Energie

La première éolienne en mer en France récompensée

Mots clés : Energie renouvelable - Entreprise du BTP - Établissements industriels, agricoles, ICPE - Gares, aéroports - Transport maritime - Travaux publics

Le projet Floatgen, dont la construction par Bouygues Travaux Publics s’achèvera prochainement dans le port de Saint-Nazaire, a remporté le prix Energies Renouvelables des Trophées de la Transition Energétique 2017 de notre confrère L’Usine Nouvelle.

Mardi 16 mai, en présence de Jean Jouzel, climatologue et ancien vice-président du GIEC, la troisième édition des Trophées de la Transition énergétique a consacré Floatgen, un démonstrateur d’éolien en mer flottant équipé d’une fondation flottante conçue par le spécialiste français Ideol. Construite par Bouygues Travaux Publics sur le port de Saint-Nazaire, cette éolienne sera installée au large du Croisic sur le site d’essais SEM-REV opéré par Centrale Nantes.

A ce jour, plus de 80 % de la coque en béton de la fondation flottante est déjà construite. L’ensemble du système d’ancrage a été fabriqué et sera installé en mer sur le site du SEM-REV en juin, avant la mise en service du démonstrateur avant la fin 2017.

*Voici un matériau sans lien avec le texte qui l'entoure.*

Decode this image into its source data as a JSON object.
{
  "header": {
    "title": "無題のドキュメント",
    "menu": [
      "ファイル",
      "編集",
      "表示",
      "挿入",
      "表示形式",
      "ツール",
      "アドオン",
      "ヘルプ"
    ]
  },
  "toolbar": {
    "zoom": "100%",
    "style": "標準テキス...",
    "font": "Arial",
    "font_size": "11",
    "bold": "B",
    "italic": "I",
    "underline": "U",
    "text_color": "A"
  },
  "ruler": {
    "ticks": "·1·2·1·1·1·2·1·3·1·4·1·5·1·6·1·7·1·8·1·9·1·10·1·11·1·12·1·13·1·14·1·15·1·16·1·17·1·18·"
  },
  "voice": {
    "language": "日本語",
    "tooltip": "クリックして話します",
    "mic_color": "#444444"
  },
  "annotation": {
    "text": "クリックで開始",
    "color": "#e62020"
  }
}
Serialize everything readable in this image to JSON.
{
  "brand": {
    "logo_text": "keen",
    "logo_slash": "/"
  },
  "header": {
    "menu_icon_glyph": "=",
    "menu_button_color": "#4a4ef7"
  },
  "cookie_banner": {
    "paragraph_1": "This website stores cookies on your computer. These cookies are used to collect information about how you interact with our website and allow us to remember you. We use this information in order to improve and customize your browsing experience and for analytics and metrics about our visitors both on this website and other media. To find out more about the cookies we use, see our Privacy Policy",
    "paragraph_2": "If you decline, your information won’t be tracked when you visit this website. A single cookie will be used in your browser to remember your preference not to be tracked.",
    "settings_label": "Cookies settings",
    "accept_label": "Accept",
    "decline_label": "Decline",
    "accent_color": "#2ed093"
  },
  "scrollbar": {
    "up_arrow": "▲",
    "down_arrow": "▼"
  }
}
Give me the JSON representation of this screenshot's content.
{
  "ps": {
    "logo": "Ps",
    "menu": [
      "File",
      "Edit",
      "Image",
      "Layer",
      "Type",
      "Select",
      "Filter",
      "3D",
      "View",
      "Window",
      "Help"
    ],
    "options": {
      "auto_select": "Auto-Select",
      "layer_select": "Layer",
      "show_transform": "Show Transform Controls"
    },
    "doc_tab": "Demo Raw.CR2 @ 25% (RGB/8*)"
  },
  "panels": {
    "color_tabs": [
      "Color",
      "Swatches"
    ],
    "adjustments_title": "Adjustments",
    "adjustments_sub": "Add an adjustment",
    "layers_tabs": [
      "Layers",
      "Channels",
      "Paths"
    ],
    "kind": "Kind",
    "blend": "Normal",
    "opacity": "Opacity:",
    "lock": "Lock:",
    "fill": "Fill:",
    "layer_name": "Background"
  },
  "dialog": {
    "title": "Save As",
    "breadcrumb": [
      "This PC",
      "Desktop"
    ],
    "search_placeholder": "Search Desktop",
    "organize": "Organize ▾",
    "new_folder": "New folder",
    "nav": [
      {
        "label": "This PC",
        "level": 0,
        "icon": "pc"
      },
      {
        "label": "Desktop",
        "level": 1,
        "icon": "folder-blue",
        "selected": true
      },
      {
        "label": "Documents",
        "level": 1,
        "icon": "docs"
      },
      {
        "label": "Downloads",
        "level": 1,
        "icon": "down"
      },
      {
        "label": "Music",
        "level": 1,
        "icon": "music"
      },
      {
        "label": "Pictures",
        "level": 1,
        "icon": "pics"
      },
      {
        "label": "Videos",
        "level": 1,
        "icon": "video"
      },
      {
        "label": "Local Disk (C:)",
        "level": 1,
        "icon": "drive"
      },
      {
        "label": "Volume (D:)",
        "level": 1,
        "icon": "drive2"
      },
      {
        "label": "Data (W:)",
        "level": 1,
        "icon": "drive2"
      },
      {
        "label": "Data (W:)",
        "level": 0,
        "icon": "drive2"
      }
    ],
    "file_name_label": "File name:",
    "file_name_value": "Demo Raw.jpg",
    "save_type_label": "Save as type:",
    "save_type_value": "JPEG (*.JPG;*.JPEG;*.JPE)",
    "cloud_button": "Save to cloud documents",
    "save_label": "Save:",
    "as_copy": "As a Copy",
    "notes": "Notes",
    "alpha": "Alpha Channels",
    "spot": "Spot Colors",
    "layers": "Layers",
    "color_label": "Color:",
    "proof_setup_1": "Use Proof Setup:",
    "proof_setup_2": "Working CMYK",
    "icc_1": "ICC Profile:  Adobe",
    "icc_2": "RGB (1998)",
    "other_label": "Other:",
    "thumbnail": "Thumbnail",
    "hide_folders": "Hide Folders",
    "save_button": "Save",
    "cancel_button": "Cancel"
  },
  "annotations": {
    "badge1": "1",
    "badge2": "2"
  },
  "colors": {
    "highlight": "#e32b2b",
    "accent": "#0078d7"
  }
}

Cette récompense est un joli coup de pouce pour une filière prometteuse mais à laquelle la France commence tardivement à s’intéresser. Alors que plus de 3600 éoliennes sont en fonctionnement aujourd’hui dans le monde (représentant un investissement cumulé de plus 65 Mds d’euros depuis 2010), en France, aucune éolienne n’est actuellement implantée en mer. La première sera donc flottante, et ce sera Floatgen. « L’éolien flottant est l’avenir de l’éolien en mer », affirme Paul de la Guérivière, P-DG de la start-up Ideol, qui porte ce projet et qui a gagné des contrats à l’export au Japon, au Royaume-Uni et en Irlande.

 

Alvéoles

 

L’originalité du concept d’Ideol repose sur un système de fondation flottante en anneau carré avec une ouverture centrale, appelée « Damping Pool », qui offre une stabilité optimisée à moindre coût. A la différence des autres solutions flottantes, majoritairement en acier, ce flotteur, doté de 16 alvéoles, est réalisé en béton armé précontraint. « Nous avons développé une formulation spécifique de béton léger – avec des billes expansées – et autoplaçant », explique Nicolas Jestin, directeur commercial de Bouygues TP, qui s’appuie sur un savoir-faire hérité de la construction en série de caissons pour les ouvrages portuaires, comme pour la digue du port de Tanger Med II, au Maroc.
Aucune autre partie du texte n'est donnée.